The Hero of Ages
The Hero of Ages concludes Brandon Sanderson’s Mistborn series. While moving at a more sedate pace than either The Final Empire or The Well of Ascension, the concluding volume showcases Sanderson’s worldbuilding and reveals a flair for tight, thrilling action scenes. Unfortunatley characterization takes a back-seat to both those elements. Regardless fans of the first two books will likely enjoy the ride. Read on for my full review…
The Hero of Ages picks up one year after the end of The Well of Ascension left off. Elend Venture has secured his place as emperor and is now quelling rebellious cities while at the same time seeking the storage caches left behind by the dead Lord Ruler. Meanwhile Spook attempts to overthrow a murderous dicatator while dealing with the effects of continuos use of his own allomantic powers. Sazed still struggles with the death of Tindwyl and spends much of the novel attempted to use logic to find faith. Elsewhere, the kandra TenSoon must deal with the reprecrussions of his action in the previous novels. Throughout it all the creature known as Ruin exerts his influence both covertly and overtly, the deadly ashmounts continue to erupt and the world seems to be in its final death throes.
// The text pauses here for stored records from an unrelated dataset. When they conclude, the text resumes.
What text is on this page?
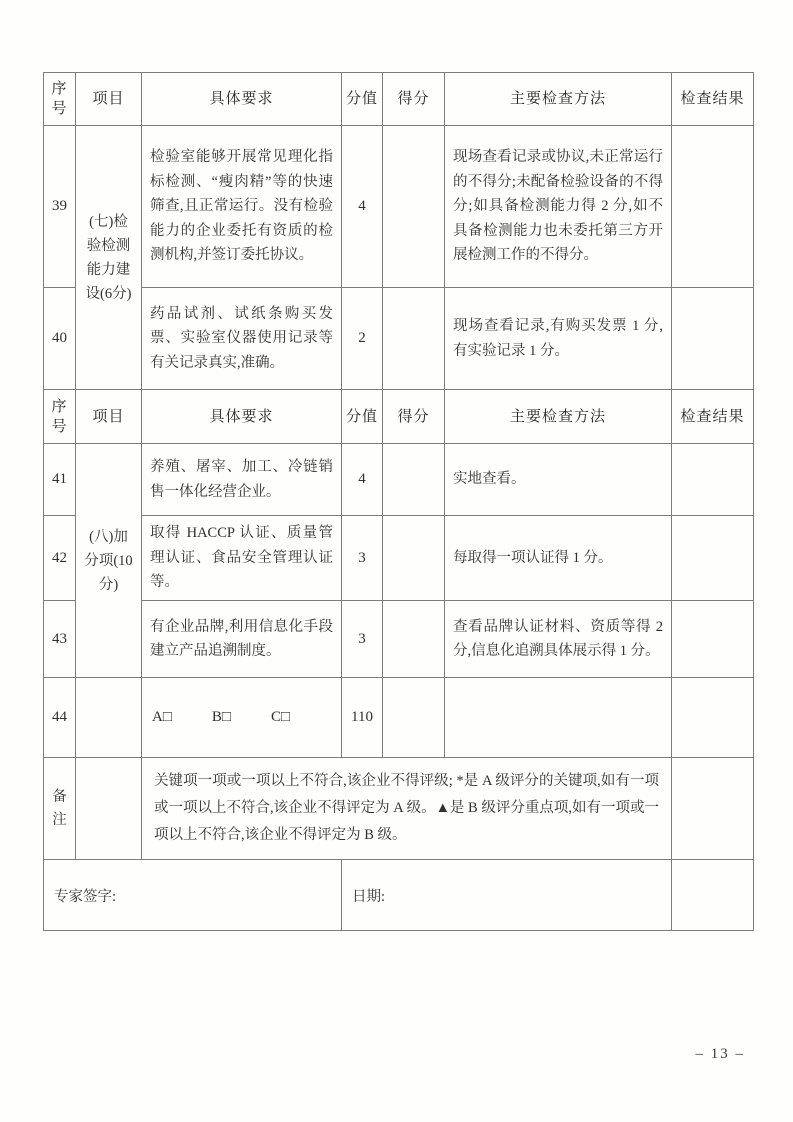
序号	项目	具体要求	分值	得分	主要检查方法	检查结果
39	(七)检验检测能力建设(6分)	检验室能够开展常见理化指标检测、“瘦肉精”等的快速筛查,且正常运行。没有检验能力的企业委托有资质的检测机构,并签订委托协议。	4		现场查看记录或协议,未正常运行的不得分;未配备检验设备的不得分;如具备检测能力得 2 分,如不具备检测能力也未委托第三方开展检测工作的不得分。	
40		药品试剂、试纸条购买发票、实验室仪器使用记录等有关记录真实,准确。	2		现场查看记录,有购买发票 1 分,有实验记录 1 分。	
序号	项目	具体要求	分值	得分	主要检查方法	检查结果
41	(八)加分项(10分)	养殖、屠宰、加工、冷链销售一体化经营企业。	4		实地查看。	
42		取得 HACCP 认证、质量管理认证、食品安全管理认证等。	3		每取得一项认证得 1 分。	
43		有企业品牌,利用信息化手段建立产品追溯制度。	3		查看品牌认证材料、资质等得 2 分,信息化追溯具体展示得 1 分。	
44		A□ B□ C□	110			
备注		关键项一项或一项以上不符合,该企业不得评级; *是 A 级评分的关键项,如有一项或一项以上不符合,该企业不得评定为 A 级。▲是 B 级评分重点项,如有一项或一项以上不符合,该企业不得评定为 B 级。				
专家签字:			日期:			
– 13 –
One of the greatest joys of Sanderson’s first volume The Final Empire was the diverse characters and the seeing how they acted and reacted with one another. Unfortunatley, with each subsequent volume Sanderson’s reliance on the interaction between his characters and how the interact with one another and the world has atrophied. The characters in The Hero of Ages feel stagnant, trapped in their mindsets and characterization. They lack the vitality and dynamicism seen in the first volume and the final work suffers as a result. It is a little sad but the lengthy internal monologues featured by all the major players dragged the novel down each narrative voice feeling like an island unto itself. I can only hope that Sanderson’s work on A Memory of Light is more in line with The Final Empire or Elantris than The Hero of Ages.
While the characterization did leave a lot to be desired there were indeed glimpses of excellence amidst the general disappointment. I found TenSoon’s chapter’s particularly enjoyable. The kandra society seems to be fairly strict and I couldn’t help imagine TenSoon as some kind of revolutionary. Glimpses of interesting tidbits about TenSoon and his people are left woefully unexplored I was particularly intrigued some of TenSoon’s juniors who saw his adoption of the wolfhound bone as a statement against human-kandra interaction and declaration of human inferiority. Spook, especially in the early chapters, again provided for some interesting reading but his sudden shift into a messianic figure felt a bit too contrived and didn’t really refelct again kind of natural character growth. It seems to me that the narrative net of The Hero of Ages was cast a bit too wide in order to do any of the characters real justice.
However, what Sanderson lacks in characterization here he makes up for in both worldbuilding and action. The former in particular is what drew me on through the majority of the novel. Sanderson has crafted a unique and fascinating world that he reveals to the reader at a very deliberate pace. The central mysteries of Final Empire, how the world became what it is, the relationship between Ruin and Preservation, the society of the Kandra, the nature of the world’s three different metal based magics, all reveal an author with a singular vision of how his world should be.
As in the previous volumes Sanderson opens chapters with snipets of italicized text but where in the first two novels the works were from fictional histories the openings in The Hero of Ages are from after the events in the novel have run their course. While this could easily have veered into spoiler territory and thus ruined the tension created by events in the novel Sanderson handled things quite well revealing enough about events occuring in the novel, and the nature of the world itself, with out giving away any tidbits about what was going to happen. While hinted at in previous books the concluding volume finally reveals how everything is connected: from the various creatures populating Sanderson world, to the the three competing forms of magic, to both Ruin and Preservation Sanderson final shines light on how everything works.
While not quite as novel as in either of the first two books Sanderson once again creates some stunning action sequences. Sanderson excels at set-piece battles. Elend’s fight against an army of Koloss, or Spooks battle in a burning building Sanderson has a flair for visual storytelling that is both a testement to his own ability to craft an action scene and a by-product of the wonderfully visual quality of allomantic magic. In my opinion this reaches a peak in Vin’s battle with twelve inquistiors and Ruin/Marsh. A one vs. thirteen battle in the rain and ash soaked ruins of Luthadel Sanderson manages to craft a standout clash that plays out in the mind eye with ease. Think of the best asain, anime, or martial arts cinema and ramp things up to 11 and you’ll get somewhere close to visual flair that one scene has. I would to see this series put to film or even an OVA.
The action of the final quarter of the novel segues into a startling and surprising pay-off that is nigh impossible to see coming. While not as revolutionary or exciting as The Final Empire, The Hero of Ages manages a satisfying concludion to the series; though not as brilliantly as I would have hoped given the quality of the first and second volumes. In the end I had a lot of fun reading the Mistborn series. With fantasy market’s current infatuation with both dark and gritty Sanderson’s Mistborn series is a refreshing change.